In fact, if anything, Summers finds too much humor, if there is such a thing. He’s over-eager to poke fun at himself, to revisit those rumpled fringes of his life that’ll probably never smooth, perhaps holding out hope that this time they finally might. He takes care to establish with the audience that he was only ever a second-rate standup comedian. Summers cracks that he’s no Robin Williams, his contemporary, but isn’t that an impossibly cruel measuring stick? (Later, he teases himself about having once been a smoked-salmon salesman — though that particular dig seems utterly justified.)

Acting out dramatized versions of what living with OCD is like, Summers says, has required reliving the worst moments of his mental illness, and those moments were grueling for him to perform on opening night. He got choked up at times and felt tears drip. But the work paid off, because it’s those parts of his story that provide much-needed depth to the show. 

“How do you find something that is deeper than just one moment on stage and straightening a rug? How do you bring that to life?” Rabinovitz asks. “Because otherwise you have a 72-year-old man sitting on the ground. It’s not a very theatrical moment.”

In a good way, the show is more than a little surreal. Remember, these painful stories and quiet revelations are interspersed with Summers’s signature Double Dare antics. There are pies catapulted into audience participants’ oversized pants. And thanks to a separate bit, the ticket-buying service warns of the possibility that “stray milk” could land on (un)lucky spectators in the first two rows.

For Rabinovitz, Summers’s whimsy gives way to a larger point.

“He is literally an icon of a generation,” Rabinovitz says. “I think we see him for one thing. Many of us grew up with him. He embodies or personifies having fun as a kid. … But what I love about this show is that it twists that a little to let you know that his true legacy is he’s a man who doesn’t take no.”

Summers says while Life and Slimes isn’t just another gig to him, he also isn’t viewing it in the way many idolizing audience members might, as a capstone project representing a storied television career.

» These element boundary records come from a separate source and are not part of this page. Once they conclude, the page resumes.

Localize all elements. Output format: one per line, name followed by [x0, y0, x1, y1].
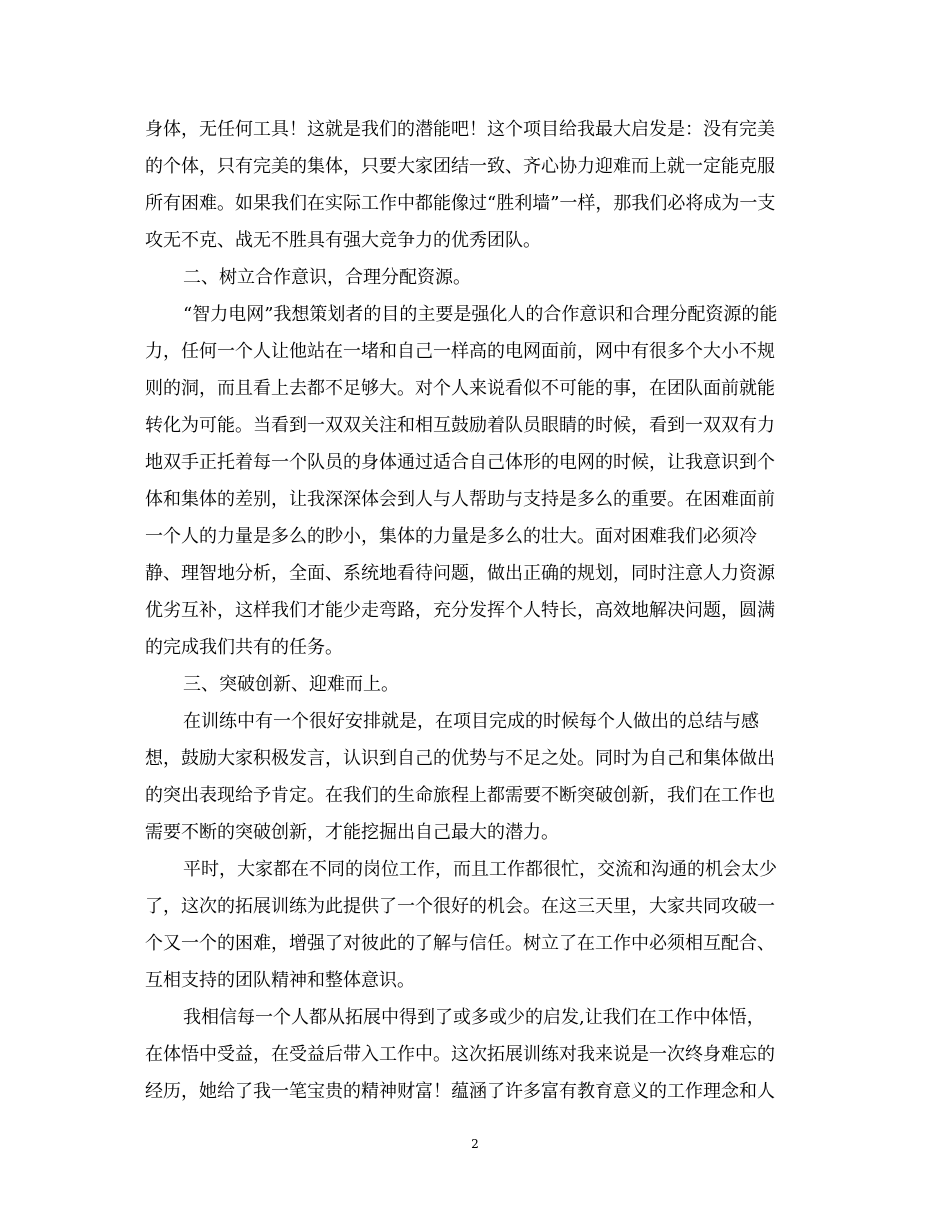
text-line: 力，任何一个人让他站在一堵和自己一样高的电网面前，网中有很多个大小不规	[145, 341, 775, 362]
text-line: 转化为可能。当看到一双双关注和相互鼓励着队员眼睛的时候，看到一双双有力	[145, 415, 775, 436]
text-line: 所有困难。如果我们在实际工作中都能像过“胜利墙”一样，那我们必将成为一支	[145, 193, 776, 214]
text-line: 的完成我们共有的任务。	[145, 637, 343, 658]
text-line: 了，这次的拓展训练为此提供了一个很好的机会。在这三天里，大家共同攻破一	[145, 896, 775, 917]
text-line: 优劣互补，这样我们才能少走弯路，充分发挥个人特长，高效地解决问题，圆满	[145, 600, 775, 621]
text-line: 想，鼓励大家积极发言，认识到自己的优势与不足之处。同时为自己和集体做出	[145, 748, 775, 769]
text-line: “智力电网”我想策划者的目的主要是强化人的合作意识和合理分配资源的能	[183, 304, 778, 325]
text-line: 在体悟中受益，在受益后带入工作中。这次拓展训练对我来说是一次终身难忘的	[145, 1044, 775, 1065]
text-line: 的突出表现给予肯定。在我们的生命旅程上都需要不断突破创新，我们在工作也	[145, 785, 775, 806]
text-line: 需要不断的突破创新，才能挖掘出自己最大的潜力。	[145, 822, 559, 843]
text-line: 经历，她给了我一笔宝贵的精神财富！蕴涵了许多富有教育意义的工作理念和人	[145, 1081, 775, 1102]
text-line: 我相信每一个人都从拓展中得到了或多或少的启发,让我们在工作中体悟，	[183, 1007, 765, 1028]
section-heading: 三、突破创新、迎难而上。	[183, 674, 399, 695]
text-line: 在训练中有一个很好安排就是，在项目完成的时候每个人做出的总结与感	[183, 711, 759, 732]
text-line: 攻无不克、战无不胜具有强大竞争力的优秀团队。	[145, 230, 541, 251]
text-line: 互相支持的团队精神和整体意识。	[145, 970, 415, 991]
text-line: 静、理智地分析，全面、系统地看待问题，做出正确的规划，同时注意人力资源	[145, 563, 775, 584]
text-line: 身体，无任何工具！这就是我们的潜能吧！这个项目给我最大启发是：没有完美	[145, 119, 775, 140]
text-line: 平时，大家都在不同的岗位工作，而且工作都很忙，交流和沟通的机会太少	[183, 859, 777, 880]
section-heading: 二、树立合作意识，合理分配资源。	[183, 267, 471, 288]
text-line: 的个体，只有完美的集体，只要大家团结一致、齐心协力迎难而上就一定能克服	[145, 156, 775, 177]
text-line: 个又一个的困难，增强了对彼此的了解与信任。树立了在工作中必须相互配合、	[145, 933, 775, 954]
text-line: 体和集体的差别，让我深深体会到人与人帮助与支持是多么的重要。在困难面前	[145, 489, 775, 510]
text-line: 一个人的力量是多么的眇小，集体的力量是多么的壮大。面对困难我们必须冷	[145, 526, 757, 547]
text-line: 地双手正托着每一个队员的身体通过适合自己体形的电网的时候，让我意识到个	[145, 452, 775, 473]
page-number: 2	[471, 1137, 479, 1151]
text-line: 则的洞，而且看上去都不足够大。对个人来说看似不可能的事，在团队面前就能	[145, 378, 775, 399]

“I don’t ever think legacy,” Summers says. “Frank Sinatra was the biggest star in the world, and now nobody knows who he is. So unless you’re Benjamin Franklin or somebody like that, there is no legacy. There is a period of time that you’re around, and then people remember you for a certain period of time, and then, you know, it’s who’s that?”

Counterpoint: The slime and pie and the accompanying down-for-anything attitude have already left a permanent mark on our culture — just spare the sneakers, please.